@mohanty - Have you been able to update v2.2? I resubmitted my agent but got errors:
@joe_booth - assuming you’ve updated to the latest binary, and also the latest version of obstacle-tower-env, there may be an issue on our end with the build. I will look into it. Just as a test, can you try running the evaluation locally?
@arthurj: confirming that not a single evaluation has passed after the update to the binary. The evaluations timeout in all the cases with the good old :
2019-06-11T04:51:23.840977159Z Traceback (most recent call last): 2019-06-11T04:51:23.841019586Z File "run.py", line 122, in <module> 2019-06-11T04:51:23.841025795Z env = ObstacleTowerEnv(args.environment_filename, docker_training=args.docker_training, retro=False) 2019-06-11T04:51:23.841030215Z File "/srv/conda/lib/python3.6/site-packages/obstacle_tower_env.py", line 45, in __init__ 2019-06-11T04:51:23.841034598Z timeout_wait=timeout_wait) 2019-06-11T04:51:23.841038452Z File "/srv/conda/lib/python3.6/site-packages/mlagents_envs/environment.py", line 69, in __init__ 2019-06-11T04:51:23.841042766Z aca_params = self.send_academy_parameters(rl_init_parameters_in) 2019-06-11T04:51:23.841046878Z File "/srv/conda/lib/python3.6/site-packages/mlagents_envs/environment.py", line 491, in send_academy_parameters 2019-06-11T04:51:23.841051249Z return self.communicator.initialize(inputs).rl_initialization_output 2019-06-11T04:51:23.841054996Z File "/srv/conda/lib/python3.6/site-packages/mlagents_envs/rpc_communicator.py", line 80, in initialize 2019-06-11T04:51:23.841059079Z "The Unity environment took too long to respond. Make sure that :\n" 2019-06-11T04:51:23.841063163Z mlagents_envs.exception.UnityTimeOutException: The Unity environment took too long to respond. Make sure that :
I tried again - this time i get ‘Unable to orchestrate submission, please contact Administrators.’
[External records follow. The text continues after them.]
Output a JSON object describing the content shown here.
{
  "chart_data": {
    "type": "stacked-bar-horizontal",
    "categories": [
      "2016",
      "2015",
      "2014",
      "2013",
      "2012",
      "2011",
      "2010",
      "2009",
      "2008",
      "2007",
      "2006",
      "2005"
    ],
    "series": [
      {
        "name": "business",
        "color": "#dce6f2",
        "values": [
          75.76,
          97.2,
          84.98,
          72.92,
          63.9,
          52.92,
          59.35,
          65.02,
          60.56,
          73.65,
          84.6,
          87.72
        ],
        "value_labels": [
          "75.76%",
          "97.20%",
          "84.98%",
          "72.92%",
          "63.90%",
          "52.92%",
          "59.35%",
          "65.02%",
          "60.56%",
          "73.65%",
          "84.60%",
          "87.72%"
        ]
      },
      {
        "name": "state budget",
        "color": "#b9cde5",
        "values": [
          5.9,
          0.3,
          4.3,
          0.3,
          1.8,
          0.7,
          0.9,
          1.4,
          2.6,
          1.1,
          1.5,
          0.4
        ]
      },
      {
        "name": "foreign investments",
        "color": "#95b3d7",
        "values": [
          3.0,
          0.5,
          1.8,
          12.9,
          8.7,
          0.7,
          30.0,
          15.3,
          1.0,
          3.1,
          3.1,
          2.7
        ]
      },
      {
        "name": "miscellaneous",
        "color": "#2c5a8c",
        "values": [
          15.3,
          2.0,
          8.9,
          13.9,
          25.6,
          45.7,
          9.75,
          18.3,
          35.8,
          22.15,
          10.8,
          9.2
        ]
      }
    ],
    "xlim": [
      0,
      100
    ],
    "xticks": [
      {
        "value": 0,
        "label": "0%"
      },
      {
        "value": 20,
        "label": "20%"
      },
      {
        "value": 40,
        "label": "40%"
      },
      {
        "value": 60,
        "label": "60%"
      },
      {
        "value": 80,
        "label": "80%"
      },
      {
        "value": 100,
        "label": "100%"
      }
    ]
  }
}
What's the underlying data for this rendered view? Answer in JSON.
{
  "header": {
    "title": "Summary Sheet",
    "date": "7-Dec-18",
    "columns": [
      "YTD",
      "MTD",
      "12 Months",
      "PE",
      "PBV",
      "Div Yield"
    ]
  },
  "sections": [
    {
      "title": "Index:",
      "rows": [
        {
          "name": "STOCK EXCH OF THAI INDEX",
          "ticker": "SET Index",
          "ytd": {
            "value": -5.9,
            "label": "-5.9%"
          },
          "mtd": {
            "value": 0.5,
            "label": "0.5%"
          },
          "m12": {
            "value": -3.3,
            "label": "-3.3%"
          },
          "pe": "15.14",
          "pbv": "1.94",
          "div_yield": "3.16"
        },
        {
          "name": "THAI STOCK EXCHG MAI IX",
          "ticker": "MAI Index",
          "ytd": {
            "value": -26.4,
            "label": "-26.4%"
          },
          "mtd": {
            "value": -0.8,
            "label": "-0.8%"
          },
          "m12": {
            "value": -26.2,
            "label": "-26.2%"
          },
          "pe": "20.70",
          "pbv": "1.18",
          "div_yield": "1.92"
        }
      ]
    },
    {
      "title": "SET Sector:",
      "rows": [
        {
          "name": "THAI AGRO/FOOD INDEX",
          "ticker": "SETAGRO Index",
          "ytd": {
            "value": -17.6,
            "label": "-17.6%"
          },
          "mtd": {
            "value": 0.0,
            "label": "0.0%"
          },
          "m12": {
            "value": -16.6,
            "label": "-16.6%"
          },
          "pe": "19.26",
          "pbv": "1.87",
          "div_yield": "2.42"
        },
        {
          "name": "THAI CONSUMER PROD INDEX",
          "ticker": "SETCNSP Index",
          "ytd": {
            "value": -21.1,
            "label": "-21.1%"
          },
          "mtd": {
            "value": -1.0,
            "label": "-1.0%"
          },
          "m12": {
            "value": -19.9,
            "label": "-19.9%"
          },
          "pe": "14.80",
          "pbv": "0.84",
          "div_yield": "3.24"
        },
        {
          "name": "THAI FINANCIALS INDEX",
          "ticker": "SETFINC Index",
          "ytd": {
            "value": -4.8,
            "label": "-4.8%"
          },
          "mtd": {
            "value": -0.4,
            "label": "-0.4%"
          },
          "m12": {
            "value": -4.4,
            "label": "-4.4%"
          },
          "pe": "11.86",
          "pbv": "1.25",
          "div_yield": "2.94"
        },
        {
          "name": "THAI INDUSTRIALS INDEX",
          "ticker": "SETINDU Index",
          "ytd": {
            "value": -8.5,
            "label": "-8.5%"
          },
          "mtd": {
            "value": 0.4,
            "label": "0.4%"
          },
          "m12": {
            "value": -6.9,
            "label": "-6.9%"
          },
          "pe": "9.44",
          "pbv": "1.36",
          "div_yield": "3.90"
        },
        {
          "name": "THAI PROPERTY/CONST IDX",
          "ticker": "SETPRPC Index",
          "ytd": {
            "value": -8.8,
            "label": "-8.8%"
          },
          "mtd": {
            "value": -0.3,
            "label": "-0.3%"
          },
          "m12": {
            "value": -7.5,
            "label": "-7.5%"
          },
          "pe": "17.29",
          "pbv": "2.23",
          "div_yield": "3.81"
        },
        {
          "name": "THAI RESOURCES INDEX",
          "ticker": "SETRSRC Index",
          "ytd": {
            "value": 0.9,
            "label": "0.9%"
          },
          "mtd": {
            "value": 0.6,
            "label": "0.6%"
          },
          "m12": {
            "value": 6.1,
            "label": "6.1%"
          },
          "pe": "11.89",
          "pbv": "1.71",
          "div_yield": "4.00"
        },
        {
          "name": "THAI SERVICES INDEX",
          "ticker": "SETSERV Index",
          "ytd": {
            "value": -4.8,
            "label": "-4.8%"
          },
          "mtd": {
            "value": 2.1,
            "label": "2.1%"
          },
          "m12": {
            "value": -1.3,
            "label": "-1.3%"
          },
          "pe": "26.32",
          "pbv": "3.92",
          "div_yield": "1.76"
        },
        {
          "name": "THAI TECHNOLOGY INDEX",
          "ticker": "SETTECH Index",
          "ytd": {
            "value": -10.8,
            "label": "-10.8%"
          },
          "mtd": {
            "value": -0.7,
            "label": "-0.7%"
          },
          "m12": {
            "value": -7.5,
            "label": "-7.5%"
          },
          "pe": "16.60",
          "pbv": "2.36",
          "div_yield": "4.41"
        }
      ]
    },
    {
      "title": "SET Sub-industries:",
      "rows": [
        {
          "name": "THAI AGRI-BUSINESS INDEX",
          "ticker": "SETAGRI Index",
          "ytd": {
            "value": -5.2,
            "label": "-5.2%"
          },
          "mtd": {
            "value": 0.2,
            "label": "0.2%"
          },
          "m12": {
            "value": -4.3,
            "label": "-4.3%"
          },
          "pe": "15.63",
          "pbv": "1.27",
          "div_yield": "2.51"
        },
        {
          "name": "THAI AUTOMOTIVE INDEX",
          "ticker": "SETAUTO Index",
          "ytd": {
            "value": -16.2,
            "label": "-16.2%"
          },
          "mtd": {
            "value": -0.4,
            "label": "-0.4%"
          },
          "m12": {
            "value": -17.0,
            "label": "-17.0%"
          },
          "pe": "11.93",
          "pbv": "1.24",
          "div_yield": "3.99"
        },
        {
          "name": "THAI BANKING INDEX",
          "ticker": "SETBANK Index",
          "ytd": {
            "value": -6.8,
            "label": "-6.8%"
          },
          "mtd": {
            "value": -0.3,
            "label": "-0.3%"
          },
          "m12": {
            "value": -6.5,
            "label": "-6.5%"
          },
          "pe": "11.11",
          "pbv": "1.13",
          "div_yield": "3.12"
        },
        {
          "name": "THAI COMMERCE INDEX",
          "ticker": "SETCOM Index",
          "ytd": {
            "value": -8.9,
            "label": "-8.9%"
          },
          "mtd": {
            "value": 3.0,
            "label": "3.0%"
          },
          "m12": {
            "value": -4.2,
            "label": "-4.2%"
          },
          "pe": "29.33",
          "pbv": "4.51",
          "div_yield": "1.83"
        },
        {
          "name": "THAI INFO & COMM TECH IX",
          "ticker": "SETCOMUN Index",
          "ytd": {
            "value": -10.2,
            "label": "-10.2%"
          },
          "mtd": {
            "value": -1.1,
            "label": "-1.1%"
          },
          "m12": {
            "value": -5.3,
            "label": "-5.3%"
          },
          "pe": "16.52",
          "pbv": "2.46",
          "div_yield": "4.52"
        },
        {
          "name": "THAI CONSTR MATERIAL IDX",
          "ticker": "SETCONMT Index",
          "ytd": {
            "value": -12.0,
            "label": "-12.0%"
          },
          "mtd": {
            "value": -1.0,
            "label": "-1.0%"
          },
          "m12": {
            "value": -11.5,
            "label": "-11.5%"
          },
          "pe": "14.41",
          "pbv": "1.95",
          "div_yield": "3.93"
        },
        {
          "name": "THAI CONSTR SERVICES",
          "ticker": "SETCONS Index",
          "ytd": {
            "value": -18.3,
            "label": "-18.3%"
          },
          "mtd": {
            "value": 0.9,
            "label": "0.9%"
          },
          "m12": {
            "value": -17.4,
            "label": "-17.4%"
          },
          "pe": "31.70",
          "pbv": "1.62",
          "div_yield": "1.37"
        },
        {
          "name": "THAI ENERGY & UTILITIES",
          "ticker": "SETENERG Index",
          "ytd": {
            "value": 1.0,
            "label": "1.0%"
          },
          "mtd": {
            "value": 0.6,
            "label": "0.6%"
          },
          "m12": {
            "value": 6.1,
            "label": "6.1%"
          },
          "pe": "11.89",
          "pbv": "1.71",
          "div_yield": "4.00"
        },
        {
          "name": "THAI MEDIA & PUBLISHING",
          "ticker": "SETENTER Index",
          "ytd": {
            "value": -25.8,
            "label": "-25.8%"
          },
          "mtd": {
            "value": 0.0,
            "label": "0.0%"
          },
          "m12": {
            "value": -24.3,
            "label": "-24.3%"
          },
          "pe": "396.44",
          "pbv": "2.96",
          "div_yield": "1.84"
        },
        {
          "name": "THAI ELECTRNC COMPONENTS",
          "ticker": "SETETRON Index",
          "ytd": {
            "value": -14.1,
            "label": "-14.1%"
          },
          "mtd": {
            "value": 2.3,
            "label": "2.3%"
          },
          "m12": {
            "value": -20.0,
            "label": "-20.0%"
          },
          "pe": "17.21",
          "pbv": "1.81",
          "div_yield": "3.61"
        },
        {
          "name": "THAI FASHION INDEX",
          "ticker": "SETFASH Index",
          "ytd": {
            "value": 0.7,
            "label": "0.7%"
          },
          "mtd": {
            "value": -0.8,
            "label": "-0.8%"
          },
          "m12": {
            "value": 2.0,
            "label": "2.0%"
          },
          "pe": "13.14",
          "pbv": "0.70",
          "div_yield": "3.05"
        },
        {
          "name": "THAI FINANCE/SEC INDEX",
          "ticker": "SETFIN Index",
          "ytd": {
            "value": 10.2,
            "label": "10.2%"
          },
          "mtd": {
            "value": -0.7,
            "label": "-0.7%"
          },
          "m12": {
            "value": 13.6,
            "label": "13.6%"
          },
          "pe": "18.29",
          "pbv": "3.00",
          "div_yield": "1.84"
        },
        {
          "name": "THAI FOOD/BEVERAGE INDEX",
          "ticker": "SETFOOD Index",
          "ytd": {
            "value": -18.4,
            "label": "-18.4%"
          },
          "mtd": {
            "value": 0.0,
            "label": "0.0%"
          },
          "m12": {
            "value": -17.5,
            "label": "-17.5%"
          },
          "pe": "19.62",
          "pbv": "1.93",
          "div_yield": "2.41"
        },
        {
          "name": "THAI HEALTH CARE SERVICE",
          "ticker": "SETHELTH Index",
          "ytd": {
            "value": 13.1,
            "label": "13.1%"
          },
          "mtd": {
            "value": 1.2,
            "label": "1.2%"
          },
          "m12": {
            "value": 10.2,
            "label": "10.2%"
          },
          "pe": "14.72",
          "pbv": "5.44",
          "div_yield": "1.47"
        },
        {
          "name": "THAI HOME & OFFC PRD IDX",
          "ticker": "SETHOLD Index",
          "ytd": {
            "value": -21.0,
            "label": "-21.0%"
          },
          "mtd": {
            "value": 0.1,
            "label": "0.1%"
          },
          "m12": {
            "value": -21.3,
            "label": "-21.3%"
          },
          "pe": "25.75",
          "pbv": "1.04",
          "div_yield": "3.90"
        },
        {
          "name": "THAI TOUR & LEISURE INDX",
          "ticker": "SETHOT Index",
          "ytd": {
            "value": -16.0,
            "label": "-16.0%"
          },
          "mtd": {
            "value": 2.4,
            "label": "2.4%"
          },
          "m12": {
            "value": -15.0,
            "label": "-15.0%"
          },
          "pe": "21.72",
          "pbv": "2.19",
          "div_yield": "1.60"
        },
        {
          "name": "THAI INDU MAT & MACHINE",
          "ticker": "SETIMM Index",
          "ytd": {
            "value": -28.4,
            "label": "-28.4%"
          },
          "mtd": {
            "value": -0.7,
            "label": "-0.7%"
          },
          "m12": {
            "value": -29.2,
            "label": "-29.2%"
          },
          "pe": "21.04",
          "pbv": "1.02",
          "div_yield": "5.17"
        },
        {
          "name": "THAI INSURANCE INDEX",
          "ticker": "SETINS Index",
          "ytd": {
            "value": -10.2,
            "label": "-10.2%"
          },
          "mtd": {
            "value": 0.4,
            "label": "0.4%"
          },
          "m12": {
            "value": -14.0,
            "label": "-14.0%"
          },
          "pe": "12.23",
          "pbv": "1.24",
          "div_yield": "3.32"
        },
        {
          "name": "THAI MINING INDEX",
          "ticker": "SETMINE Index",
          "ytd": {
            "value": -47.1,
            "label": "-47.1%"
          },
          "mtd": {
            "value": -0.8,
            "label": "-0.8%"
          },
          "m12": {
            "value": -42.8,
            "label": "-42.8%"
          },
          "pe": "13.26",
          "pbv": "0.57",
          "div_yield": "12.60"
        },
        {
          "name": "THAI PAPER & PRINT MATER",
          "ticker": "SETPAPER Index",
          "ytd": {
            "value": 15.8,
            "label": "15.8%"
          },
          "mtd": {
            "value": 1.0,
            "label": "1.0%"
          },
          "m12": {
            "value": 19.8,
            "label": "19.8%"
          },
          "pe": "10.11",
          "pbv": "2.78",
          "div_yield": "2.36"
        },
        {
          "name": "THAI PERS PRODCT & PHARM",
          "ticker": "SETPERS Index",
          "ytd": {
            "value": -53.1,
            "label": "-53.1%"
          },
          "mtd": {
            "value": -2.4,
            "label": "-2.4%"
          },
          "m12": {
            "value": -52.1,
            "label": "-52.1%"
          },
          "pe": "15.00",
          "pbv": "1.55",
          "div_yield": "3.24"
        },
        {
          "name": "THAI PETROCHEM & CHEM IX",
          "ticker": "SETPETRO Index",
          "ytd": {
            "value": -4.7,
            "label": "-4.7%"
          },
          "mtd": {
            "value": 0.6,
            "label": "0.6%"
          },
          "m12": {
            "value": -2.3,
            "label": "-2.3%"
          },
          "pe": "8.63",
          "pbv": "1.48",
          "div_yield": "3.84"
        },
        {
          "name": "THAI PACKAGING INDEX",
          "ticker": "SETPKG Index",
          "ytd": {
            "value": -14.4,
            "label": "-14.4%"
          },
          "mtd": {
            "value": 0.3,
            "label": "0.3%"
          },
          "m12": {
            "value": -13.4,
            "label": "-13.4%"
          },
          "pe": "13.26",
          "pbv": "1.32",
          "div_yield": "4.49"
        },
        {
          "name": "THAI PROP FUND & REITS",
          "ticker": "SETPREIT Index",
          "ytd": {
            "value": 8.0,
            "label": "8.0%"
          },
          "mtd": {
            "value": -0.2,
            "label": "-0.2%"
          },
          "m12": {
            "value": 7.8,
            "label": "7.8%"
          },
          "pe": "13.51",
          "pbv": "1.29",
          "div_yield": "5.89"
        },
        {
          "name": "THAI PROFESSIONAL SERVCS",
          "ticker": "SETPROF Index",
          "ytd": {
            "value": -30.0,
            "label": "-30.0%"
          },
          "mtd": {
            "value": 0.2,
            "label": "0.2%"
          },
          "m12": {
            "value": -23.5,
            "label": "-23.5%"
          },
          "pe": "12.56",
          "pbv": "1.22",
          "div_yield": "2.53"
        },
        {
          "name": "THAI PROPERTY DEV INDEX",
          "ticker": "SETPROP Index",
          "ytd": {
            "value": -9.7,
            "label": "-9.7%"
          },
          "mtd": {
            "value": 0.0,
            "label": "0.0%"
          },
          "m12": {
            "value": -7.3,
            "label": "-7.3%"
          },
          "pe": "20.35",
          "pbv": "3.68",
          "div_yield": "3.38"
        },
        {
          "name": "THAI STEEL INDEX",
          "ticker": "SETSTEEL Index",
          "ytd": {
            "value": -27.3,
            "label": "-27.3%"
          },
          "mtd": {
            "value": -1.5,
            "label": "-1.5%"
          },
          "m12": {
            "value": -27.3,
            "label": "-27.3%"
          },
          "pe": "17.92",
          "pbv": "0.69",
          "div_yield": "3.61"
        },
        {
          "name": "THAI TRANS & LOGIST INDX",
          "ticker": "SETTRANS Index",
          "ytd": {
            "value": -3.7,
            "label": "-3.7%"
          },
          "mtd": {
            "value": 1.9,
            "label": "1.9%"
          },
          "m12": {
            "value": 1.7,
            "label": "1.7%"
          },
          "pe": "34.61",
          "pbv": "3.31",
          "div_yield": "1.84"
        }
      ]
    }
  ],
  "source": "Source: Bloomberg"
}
@joe_booth: Thats a temporary glitch with the compute cluster. Being fixed as we speak. The issue with the v2.2 binary still persists though : Causing timeout exceptions.
Update: The evaluation has been re-enqueued and is being evaluated right now.
Update: We found a bug in the binary, and I have just pushed a fix. Evaluations seem to be working now.
@mohanty - it failed - it looks like it gets stuck when recording the video and then times out
Same issue here, stuck on generating video. Maybe that feature should simply be removed until it can be implemented reliably.
Agree !! Removing the video generation part right now, until we fix the bug properly. Will post an update here after some tests withing the next hour.
Update: I have a hacky fix (until I get a neater one from @harperj), which might solve the problem by limiting the video sizes. Should again report back within the next hour.
It looks like the video worked and it updated the leaderboard but then it started scoring again.
oh strange - it recorded an average floor of 6, then removed it when it restarted training
I am worrking on it right now. The production cluster has some weird quirks it seems. So I have to debug with your submission on the production cluster.
Will post an update here as soon as I have something. Working on it right now.
Took a bit longer than the initially predicted 1hour.
But looks like evaluations are working again now with the new
v2.2. binary, and the video generation is also working.
(Classic case, when you introduce a new bug to deal with an old bug, to end up creating a feature )
Looks good! It would be great to have the videos fixed so we can see @unixpickle 's agent through level 16!!
What’s the logic behind the videos? Is only the weakest episode recorded?